Rénovation PLC Pont Roulant : 5 Étapes & ROI

Rénovation d’un pont roulant par PLC : est-ce rentable ? Comparatif relais vs PLC en 5 étapes et calcul du retour sur investissement

Le passage d’une commande par relais à un automate programmable industriel (API) sur un pont roulant réduit le temps de réponse aux défauts de 30 minutes à moins de 60 secondes, diminue les points de câblage de 70 à 80 % et fait passer les coûts de maintenance annuels d’environ 36 000 € à 8 000 €. Pour un pont roulant de 32 t, l’investissement total d’une rénovation avec S7-1500 se situe entre 40 000 € et 80 000 €, avec un retour sur investissement de 1,5 à 3 ans. Après rénovation, le pont prend en charge la communication PROFINET, le diagnostic à distance et le niveau de sécurité SIL3.

Le pont roulant est l’équipement de manutention le plus critique de l’atelier. De nombreux ponts roulants mis en service avant 2010 fonctionnent encore avec une commande par relais-contacteurs : l’armoire de commande est densément peuplée de dizaines de relais intermédiaires, de relais temporisés et de contacteurs, reliés par câblage filaire pour assurer l’interverrouillage logique. Chaque adaptation du processus de production ou ajout d’un verrouillage de sécurité oblige l’électricien à modifier le câblage et remplacer des relais dans l’armoire — une opération longue qui laisse souvent des défauts latents.

Cet article s’appuie sur la norme ISO 4301 (ex-ISO 4301 / FEM 1.001) et la norme IEC 61131-3 relative à la programmation des automates. Nous comparons systématiquement la commande par relais et la commande par PLC selon cinq axes — diagnostic de panne, complexité du câblage, modification de la logique, fonctions de sécurité et coûts d’exploitation — puis proposons des solutions de choix d’API par classe de charge et un calcul détaillé des coûts de rénovation.

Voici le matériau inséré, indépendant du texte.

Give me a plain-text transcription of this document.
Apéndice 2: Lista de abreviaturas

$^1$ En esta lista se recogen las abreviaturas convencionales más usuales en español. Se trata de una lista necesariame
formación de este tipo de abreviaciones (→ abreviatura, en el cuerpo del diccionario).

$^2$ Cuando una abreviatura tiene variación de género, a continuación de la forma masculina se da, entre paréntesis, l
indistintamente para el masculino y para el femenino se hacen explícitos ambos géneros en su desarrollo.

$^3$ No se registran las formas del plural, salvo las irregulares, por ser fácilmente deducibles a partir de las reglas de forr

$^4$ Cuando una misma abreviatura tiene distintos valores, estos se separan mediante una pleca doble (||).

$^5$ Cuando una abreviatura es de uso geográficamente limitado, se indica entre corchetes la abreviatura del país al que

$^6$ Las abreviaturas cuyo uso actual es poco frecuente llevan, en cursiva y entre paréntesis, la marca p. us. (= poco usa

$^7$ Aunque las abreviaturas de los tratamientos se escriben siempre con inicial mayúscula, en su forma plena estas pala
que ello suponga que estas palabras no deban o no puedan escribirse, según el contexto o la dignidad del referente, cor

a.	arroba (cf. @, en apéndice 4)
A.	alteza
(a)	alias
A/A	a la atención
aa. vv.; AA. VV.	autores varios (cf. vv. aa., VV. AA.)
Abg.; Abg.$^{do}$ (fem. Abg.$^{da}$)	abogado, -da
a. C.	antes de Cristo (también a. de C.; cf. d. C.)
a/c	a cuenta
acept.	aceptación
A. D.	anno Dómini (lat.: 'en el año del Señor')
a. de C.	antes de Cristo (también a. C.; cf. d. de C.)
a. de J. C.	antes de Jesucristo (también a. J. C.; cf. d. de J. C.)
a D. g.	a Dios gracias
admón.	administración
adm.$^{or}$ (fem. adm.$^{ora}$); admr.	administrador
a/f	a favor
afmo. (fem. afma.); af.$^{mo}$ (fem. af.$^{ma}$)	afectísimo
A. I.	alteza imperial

Comparatif rénovation PLC pont roulant relais

Pourquoi rénover une armoire de commande à relais obsolète

L’armoire de commande à relais d’un pont roulant traditionnel repose sur une logique « câblage filaire + relais électromagnétiques ». L’interverrouillage montée/descente du mécanisme de levage, les fins de course du pont du pont roulant et le circuit d’arrêt d’urgence sont tous réalisés par des contacts de relais montés en série ou en parallèle. Cette solution était la norme il y a vingt ans, mais avec l’âge des équipements, plusieurs problèmes majeurs apparaissent.

Le premier problème est la difficulté de localisation des défauts. Un système à relais ne dispose d’aucune fonction de diagnostic. Lorsque l’équipement s’arrête soudainement, l’électricien doit procéder par élimination — quel contact de relais est brûlé ? Quel fil s’est desserré ? Quelle fin de course est bloquée ? Le temps moyen de recherche de panne dépasse 30 minutes, et si le défaut survient de nuit avec un électricien peu expérimenté, un arrêt d’une demi-journée est courant.

Le deuxième problème est l’absence de flexibilité de la logique. Lorsqu’une adaptation de la ligne de production nécessite de modifier la limite de hauteur de levage ou d’ajouter un nouveau verrouillage de sécurité, il faut physiquement modifier le câblage. Chaque condition d’interverrouillage supplémentaire implique l’ajout d’un relais intermédiaire et d’une douzaine de conducteurs — l’armoire devient de plus en plus encombrante.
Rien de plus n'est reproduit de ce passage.